Thursday, October 20, 2011

YELLOW SUBMARINE/ELEANOR RIGBY
The Beatles





Yellow Submarine is a 1966 song by The Beatles, written by Paul McCartney (credited to Lennon/McCartney), with lead vocals by Ringo Starr. It was included on the Revolver album and issued as a single, coupled with Eleanor Rigby. McCartney was living in Jane Asher's parents' house when he found the inspiration for the song: "I was laying in bed in the Ashers' garret. I was thinking of it as a song for Ringo, which it eventually turned out to be, so I wrote it as not too rangy in the vocal, then started making a story, sort of an ancient mariner, telling the young kids where he'd lived. It was pretty much my song as I recall...I think John helped out. The lyrics got more and more obscure as it goes on, but the chorus, melody, and verses are mine." In 1980, John Lennon talked about the song: "Yellow Submarine is Paul's baby. Donovan helped with the lyrics. I helped with the lyrics too. We virtually made the track come alive in the studio, but based on Paul's inspiration. Paul's idea. Paul's title... written for Ringo." Donovan added the words, "Sky of blue and sea of green". McCartney also said: "It's a happy place, that's all.

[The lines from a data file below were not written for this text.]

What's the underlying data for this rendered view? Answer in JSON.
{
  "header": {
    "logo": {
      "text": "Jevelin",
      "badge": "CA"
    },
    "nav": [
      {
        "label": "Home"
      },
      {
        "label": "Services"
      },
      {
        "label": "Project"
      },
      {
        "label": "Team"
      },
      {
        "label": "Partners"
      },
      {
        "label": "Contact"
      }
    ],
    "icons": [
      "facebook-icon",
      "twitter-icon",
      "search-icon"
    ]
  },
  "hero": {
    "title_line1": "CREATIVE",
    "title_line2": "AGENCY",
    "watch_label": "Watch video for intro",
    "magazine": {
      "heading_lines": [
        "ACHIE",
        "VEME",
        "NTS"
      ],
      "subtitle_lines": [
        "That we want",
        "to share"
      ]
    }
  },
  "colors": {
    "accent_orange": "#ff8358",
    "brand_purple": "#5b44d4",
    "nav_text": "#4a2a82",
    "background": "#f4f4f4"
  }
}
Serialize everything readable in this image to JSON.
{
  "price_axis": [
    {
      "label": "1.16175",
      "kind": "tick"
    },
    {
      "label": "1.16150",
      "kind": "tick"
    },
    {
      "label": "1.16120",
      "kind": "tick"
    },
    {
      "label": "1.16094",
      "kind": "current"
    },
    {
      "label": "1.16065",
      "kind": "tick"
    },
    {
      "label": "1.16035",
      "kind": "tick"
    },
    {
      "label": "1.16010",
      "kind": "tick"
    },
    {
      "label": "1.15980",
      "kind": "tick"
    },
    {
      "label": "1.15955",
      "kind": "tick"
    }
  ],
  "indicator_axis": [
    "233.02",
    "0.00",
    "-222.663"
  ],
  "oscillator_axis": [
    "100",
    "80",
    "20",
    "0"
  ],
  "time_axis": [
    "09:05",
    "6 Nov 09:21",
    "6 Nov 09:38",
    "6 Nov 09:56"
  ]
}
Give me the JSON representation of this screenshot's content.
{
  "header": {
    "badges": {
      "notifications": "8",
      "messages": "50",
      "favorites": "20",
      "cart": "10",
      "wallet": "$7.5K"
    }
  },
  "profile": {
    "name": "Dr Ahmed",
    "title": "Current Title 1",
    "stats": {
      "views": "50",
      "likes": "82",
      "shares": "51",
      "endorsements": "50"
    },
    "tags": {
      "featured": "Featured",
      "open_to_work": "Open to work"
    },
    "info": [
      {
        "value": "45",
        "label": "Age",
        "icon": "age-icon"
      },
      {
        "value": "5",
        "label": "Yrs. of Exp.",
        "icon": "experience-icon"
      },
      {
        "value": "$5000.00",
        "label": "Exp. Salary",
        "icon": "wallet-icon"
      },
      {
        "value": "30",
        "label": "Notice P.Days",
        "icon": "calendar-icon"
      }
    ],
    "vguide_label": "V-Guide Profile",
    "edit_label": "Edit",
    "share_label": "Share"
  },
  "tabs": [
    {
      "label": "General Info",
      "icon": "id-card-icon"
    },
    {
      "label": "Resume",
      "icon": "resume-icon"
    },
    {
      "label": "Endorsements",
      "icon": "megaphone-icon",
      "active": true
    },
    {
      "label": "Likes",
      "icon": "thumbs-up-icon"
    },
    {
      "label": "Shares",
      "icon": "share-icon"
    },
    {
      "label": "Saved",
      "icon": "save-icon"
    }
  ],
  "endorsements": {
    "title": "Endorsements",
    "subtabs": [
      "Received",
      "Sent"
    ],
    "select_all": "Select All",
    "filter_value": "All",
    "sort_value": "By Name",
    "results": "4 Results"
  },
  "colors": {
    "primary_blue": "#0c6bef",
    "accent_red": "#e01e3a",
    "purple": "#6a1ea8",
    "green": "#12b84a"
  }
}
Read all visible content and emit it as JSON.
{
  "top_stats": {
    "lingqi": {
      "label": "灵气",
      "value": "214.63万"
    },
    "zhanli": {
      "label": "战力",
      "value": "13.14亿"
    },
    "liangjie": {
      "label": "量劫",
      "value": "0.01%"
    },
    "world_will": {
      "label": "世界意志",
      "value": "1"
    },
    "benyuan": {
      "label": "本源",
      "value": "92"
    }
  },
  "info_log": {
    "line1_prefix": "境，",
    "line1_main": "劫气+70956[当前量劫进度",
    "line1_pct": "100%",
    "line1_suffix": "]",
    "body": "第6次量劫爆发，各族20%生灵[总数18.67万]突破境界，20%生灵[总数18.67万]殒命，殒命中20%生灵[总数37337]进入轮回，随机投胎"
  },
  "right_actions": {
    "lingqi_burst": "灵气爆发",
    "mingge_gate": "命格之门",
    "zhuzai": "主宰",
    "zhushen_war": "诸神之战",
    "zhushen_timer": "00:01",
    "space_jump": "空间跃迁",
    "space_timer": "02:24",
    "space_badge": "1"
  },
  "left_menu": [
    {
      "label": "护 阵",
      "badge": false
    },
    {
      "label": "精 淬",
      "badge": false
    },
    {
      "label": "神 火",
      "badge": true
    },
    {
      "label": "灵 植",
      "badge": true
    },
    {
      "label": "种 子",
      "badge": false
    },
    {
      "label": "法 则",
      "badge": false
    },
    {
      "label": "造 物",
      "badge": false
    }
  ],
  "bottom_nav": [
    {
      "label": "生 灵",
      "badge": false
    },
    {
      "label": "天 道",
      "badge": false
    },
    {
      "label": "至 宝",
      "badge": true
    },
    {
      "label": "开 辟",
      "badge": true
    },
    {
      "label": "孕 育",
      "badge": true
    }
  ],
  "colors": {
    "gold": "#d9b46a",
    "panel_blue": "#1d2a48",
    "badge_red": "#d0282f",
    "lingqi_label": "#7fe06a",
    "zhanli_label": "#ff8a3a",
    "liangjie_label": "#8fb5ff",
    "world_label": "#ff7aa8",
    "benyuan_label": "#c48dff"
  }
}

You know, it was just... We were trying to write a children's song. That was the basic idea. And there's nothing more to be read into it than there is in the lyrics of any children's song." In the United States, the single reached #2 on the Billboard Hot 100 in October 1966, where it was held off #1 by The Supremes' You Can't Hurry Love. It sold 1,200,000 copies in four weeks and earned The Beatles their 21st U.S. Gold Record, beating the record set by Elvis Presley.

Though Eleanor Rigby was not the first pop song to deal with death and loneliness, it came as quite a shock to pop listeners in 1966. It took a bleak message of depression and desolation, written by a famous pop band, with a sombre, almost funeral-like backing, to the #11 spot on the Billboard Hot 100 in October 1966. The bleak lyrics were not The Beatles' first deviation from love songs but were some of the most explicit. With a double string quartet arrangement by George Martin and striking lyrics about loneliness, Eleanor Rigby continued the transformation of The Beatles from a mainly pop-oriented act to a more experimental studio-based band. McCartney said he came up with the name Eleanor from actress Eleanor Bron, who had starred with The Beatles in the film Help!. Rigby came from the name of a store in Bristol, Rigby & Evens Ltd, Wine & Spirit Shippers, that he noticed while seeing his then-girlfriend Jane Asher act in The Happiest Days Of Your Life. He recalled in 1984, "I just liked the name. I was looking for a name that sounded natural. Eleanor Rigby sounded natural." However, it has been pointed out that the graveyard of St. Peters Church in Liverpool, where John Lennon and Paul McCartney first met, contains the gravestone of an individual called Eleanor Rigby. Paul McCartney has admitted he may have been unconsciously influenced by the name on the gravestone.